Selain itu juga memperkuat Nuclear Band.
Belum
lagi, ia juga diajak manggung, sebagai bintang tamu, untuk beberapa acara
musik. Tak sebatas hanya di Jakarta lho. So, begitu deh ga heranlah kalau
lantas Solid 80 juga jalannya jadi ga laju-laju amatlah.
Album
mereka di atas itu, lantas hanya menjadi satu-satunya album yang berhasil
mereka hasilkan. Padahal menariknya, dalam album itu mereka asli mengedepankan
lagu-lagu karya sendiri. Ga menyusupkan lagunya Queen misalnya.
Di
saat berdekatan itu, kelompok musik lain yang bersaing dengan Solid 80, juga
memasuki studio rekaman dan menghasilkan album. Seperti Acid Speed dan Bharata Band.
Yang tidak masuk studiorekaman itu hanya Cockpit, dimana yang membuat
album rekaman hanyalah vokalis mereka, Freddy Tamaela..
Kayaknya,
para personil dari Solid 80 juga satu demi satu makin sibuk dengan pekerjaan
dan bisnisnya masing-masing. Pada satu waktu, memang Solid 80 terkesan “tidur
cukup panjang”. Itu bisa dirasakan, pada jelang masuk era 2000-an.
Mungkin
didahului sebelumnya dengan, badan terasa lelah, pegal pegal, bikin ngantuk.
Ada kesempatan nyender dikitlah,
dikarenakan ada tiupan angin sepoi-sepoi basah melenakan, maka
merekapun...tertidur. Kecapekan bermusik? Sebenarnya sih ya kayaknya, sibuk
dengan pekerjaan dan bisnis masing-masing itu....
Tapi
di awal 2000-an, tetiba Solid 80 muncul lagi. Sayang Achink harus bertugas di
London, so he stay for good there.
Achink hilang, begitupun dengan Setiawan Adi, sibuk dengan lawfirm-nya. Kabarnya juga memiliki tambang emas.
Achink
sudah bermukim di London sejak sekitar lebih dari 20 tahun lalu. Ia bekerja di
kedutaan besar Republik Indonesia di sana. Sementara Setiawan Adi, memang sudah
tak lagi punya banyak waktu untuk melanjutkan karirnya sebagai gitarisnya Solid
80.
Tony
Wenas, yang waktu itu juga makin sibuk berkantor, tetap kepengen Solid 80 bisa
main lagi. Maka Tony di awal 2000 itu mengajak adik kelasnya di FH UI, Kadri Mohamad supaya membantu sisi
vokal.
Kadri
dan Tony memang bersahabat baik, sebagai sesama lawyer. Kan Kadri memang juga penyanyi, ia juga suka banget Queen.
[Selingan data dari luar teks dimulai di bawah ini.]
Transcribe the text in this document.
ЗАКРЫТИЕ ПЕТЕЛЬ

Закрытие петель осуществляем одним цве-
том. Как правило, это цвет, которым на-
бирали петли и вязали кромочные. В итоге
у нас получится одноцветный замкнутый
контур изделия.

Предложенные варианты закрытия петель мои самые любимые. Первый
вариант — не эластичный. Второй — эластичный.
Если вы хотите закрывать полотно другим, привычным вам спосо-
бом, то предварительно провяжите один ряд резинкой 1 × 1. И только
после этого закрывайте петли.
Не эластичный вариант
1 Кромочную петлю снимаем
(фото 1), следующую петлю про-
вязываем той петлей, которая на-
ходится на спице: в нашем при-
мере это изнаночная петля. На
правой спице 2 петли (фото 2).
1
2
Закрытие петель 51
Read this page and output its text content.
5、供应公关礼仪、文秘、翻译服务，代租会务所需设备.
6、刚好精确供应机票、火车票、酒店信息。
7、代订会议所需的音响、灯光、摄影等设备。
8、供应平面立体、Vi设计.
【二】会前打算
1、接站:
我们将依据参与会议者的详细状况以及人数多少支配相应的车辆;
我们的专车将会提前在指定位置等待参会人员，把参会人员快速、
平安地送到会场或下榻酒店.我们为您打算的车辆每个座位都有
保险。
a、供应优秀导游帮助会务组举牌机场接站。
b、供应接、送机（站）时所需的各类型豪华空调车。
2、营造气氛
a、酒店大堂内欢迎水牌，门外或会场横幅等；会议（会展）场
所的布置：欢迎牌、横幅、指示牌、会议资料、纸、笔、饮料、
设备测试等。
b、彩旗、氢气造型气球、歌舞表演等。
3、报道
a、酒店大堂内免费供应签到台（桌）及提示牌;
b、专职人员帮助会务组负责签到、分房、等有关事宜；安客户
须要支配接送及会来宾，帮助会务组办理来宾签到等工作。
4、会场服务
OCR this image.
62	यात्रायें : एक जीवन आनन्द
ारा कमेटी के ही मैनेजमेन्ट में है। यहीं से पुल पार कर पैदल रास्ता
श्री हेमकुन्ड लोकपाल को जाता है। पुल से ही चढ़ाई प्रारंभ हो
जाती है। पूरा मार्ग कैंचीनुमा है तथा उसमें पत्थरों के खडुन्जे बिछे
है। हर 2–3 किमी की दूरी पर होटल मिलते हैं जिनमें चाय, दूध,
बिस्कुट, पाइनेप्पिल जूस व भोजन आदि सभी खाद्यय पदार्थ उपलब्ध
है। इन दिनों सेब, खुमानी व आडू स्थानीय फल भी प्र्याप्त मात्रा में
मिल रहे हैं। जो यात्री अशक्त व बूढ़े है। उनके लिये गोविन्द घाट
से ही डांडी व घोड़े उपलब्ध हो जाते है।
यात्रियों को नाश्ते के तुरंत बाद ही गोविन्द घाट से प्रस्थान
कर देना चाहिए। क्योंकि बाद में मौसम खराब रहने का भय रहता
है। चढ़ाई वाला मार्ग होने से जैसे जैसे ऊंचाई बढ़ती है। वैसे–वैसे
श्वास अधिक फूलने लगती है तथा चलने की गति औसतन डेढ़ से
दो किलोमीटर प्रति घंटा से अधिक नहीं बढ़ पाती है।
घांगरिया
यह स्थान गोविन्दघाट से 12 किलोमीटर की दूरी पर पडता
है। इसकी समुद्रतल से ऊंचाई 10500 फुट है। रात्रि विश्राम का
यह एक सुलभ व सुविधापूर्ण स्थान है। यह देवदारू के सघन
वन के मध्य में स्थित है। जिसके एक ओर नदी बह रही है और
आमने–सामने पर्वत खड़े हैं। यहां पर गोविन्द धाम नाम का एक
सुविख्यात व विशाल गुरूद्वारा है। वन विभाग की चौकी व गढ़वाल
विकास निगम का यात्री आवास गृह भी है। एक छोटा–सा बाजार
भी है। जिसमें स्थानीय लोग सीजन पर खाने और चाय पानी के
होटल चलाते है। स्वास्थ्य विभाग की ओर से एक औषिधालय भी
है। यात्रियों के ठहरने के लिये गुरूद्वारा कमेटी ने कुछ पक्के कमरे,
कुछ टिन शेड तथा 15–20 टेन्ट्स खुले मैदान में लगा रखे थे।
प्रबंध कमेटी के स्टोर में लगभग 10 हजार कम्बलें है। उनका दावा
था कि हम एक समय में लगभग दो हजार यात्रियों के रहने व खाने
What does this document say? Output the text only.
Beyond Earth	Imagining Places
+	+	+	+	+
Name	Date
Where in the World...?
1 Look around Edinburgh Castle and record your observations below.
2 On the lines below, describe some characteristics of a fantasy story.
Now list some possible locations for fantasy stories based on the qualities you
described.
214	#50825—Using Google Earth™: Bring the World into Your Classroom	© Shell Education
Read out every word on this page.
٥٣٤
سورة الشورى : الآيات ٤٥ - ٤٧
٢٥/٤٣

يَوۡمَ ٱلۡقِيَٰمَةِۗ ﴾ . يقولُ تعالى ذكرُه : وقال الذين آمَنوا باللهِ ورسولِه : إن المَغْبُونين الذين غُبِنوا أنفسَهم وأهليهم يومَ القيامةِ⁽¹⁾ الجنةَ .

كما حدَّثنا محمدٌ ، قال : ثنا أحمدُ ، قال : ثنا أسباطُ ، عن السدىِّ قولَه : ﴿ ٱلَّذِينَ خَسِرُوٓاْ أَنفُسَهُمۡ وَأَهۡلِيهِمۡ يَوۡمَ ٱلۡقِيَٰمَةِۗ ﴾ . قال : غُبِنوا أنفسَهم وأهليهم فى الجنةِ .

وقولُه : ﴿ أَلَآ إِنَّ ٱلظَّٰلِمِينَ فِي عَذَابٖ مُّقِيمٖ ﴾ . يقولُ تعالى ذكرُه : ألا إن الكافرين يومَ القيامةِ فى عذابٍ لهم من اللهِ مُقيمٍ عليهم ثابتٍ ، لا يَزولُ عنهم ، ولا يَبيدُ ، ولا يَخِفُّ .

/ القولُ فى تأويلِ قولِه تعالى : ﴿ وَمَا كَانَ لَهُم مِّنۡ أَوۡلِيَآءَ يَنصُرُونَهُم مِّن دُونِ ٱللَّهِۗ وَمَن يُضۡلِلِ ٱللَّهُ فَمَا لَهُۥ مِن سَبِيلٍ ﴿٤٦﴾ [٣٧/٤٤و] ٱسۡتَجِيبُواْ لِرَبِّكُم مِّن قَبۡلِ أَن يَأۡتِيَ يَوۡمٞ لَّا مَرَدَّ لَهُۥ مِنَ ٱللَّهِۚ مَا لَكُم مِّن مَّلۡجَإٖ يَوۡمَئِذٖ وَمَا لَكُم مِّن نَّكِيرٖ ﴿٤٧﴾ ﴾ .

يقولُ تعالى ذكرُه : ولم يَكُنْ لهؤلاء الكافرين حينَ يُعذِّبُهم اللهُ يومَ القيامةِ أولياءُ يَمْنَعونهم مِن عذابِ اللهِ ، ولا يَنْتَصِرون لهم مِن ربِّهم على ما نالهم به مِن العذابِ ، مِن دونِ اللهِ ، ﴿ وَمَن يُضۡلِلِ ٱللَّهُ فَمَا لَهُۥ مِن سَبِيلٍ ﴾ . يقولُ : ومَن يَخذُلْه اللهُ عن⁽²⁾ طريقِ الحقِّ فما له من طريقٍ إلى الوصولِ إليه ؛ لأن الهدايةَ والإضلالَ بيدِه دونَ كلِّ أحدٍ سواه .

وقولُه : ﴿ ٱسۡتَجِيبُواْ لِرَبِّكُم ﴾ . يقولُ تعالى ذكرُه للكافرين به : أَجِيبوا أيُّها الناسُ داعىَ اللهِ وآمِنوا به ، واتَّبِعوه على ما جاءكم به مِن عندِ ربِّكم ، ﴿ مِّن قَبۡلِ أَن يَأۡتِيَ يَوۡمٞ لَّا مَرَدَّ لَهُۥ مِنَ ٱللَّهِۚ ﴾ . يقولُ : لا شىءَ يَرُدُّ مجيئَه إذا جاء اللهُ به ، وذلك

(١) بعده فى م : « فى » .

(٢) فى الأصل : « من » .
So ga salahlah, kalau Tony mengajak Kadri kan? Klop dong. Kadri kemudian masuk,
dengan belakangan ia juga mengajak gitaris Noldy
Benyamin Pamungkas
Pada
acara di Marbella Hotel, di pantai Anyer, Noldy mulai memperkuat rhythm section Solid 80. Di acara
tersebut juga, selain Noldy yang main pertama kali dengan Solid 80, juga masuk Jodie Wenas. Jodie diajak langsung oleh
sang kakak, Tony.
Jodie
memang juga penyanyi, ia punya band sendiri. Nama bandnya B4U, dengan 2
personilnya berkebangsaan Austria. Sempat rilis album juga, tapi lantas harus
berhenti karena kedua personil bule itu harus balik ke negerinya, karena urusan
visa.
Tony
mengajak Jodie, antara lain memang untuk mengisi kekosongan setelah cabutnya
Achink ke negerinya Ratu Elizabeth itu. Menurut Jodie, Tony sebelumnya
berdiskusi dan meminta persetujuan dulu ke Achink, untuk mengajak Jodie.
Sesekali,
pada beberapa kesempatan, Tony juga mengajak kibordis sebagai additional player. Untuk mendukung
sektor kibor, karena biar bagaimanapun Tony juga penyanyi. Uniknya tuh ya, Tony
punya warna vokal khas dan memang sangat berarti perannya di sektor choir Solid 80.
Dan
ini nih catatan penting lain, dalam Solid 80 Tony tak lantas “berperan” sebagai
Freddy Mercury! Ambituous vokal Tony beda dengan almarhum Freddy. Freddy itu
terkesan lebih bulat dan penuh, sementara Tony relatif lebih tipis dan
melengking tinggi. So, peran suara Freddy di Solid 80 lantas ya “ditutup”lah
rame-rame gitu.
Hingga
hari ini, Solid 80 tetap eksis. Tak terlalu aktif, tetapi tetap ada dan siap
tampil sebetulnya. Walaupun sibuk gimanapun si motor utama or kumendan Solid 80
ini, yaitu meneer Tony Wenas. Ya
gimana ga sibuk, kalau Tony lantas berkarir di beberapa perusahaan besar kayak
PT. Inko yang menangani pertambangan Nikel.
Kemudian
pindah ke Riau Andalan Pulp & Paper (RAPP). Sebelum menangani RAPP, ia sempat
mampir di Freeport. Dan belum lama ini, ia pun digaet lagi untuk kembali ke
Freeport, menjadi salah satu petinggi dan bisa dibilang, sangat penting, di
sana.
Solid
80 ini menarik. Tetap menarik, bukan karena soal Queen nya saja sih. Tapi
justru karena sosok Tony Wenas. Posisi
tinggi dan pentingnya di perusahaan-perusahaan besar itu, tak menyurutkan
semangatnya untuk terus bermusik. Bermusiknya, profesional lho.
Kata
Tony, bermusik itu adalah profesinya, sedangkan menjadi CEO adalah hobinya. Ia
tetap bermain musik, dengan Solid 80 terutama. Juga menyanyi untuk gereja.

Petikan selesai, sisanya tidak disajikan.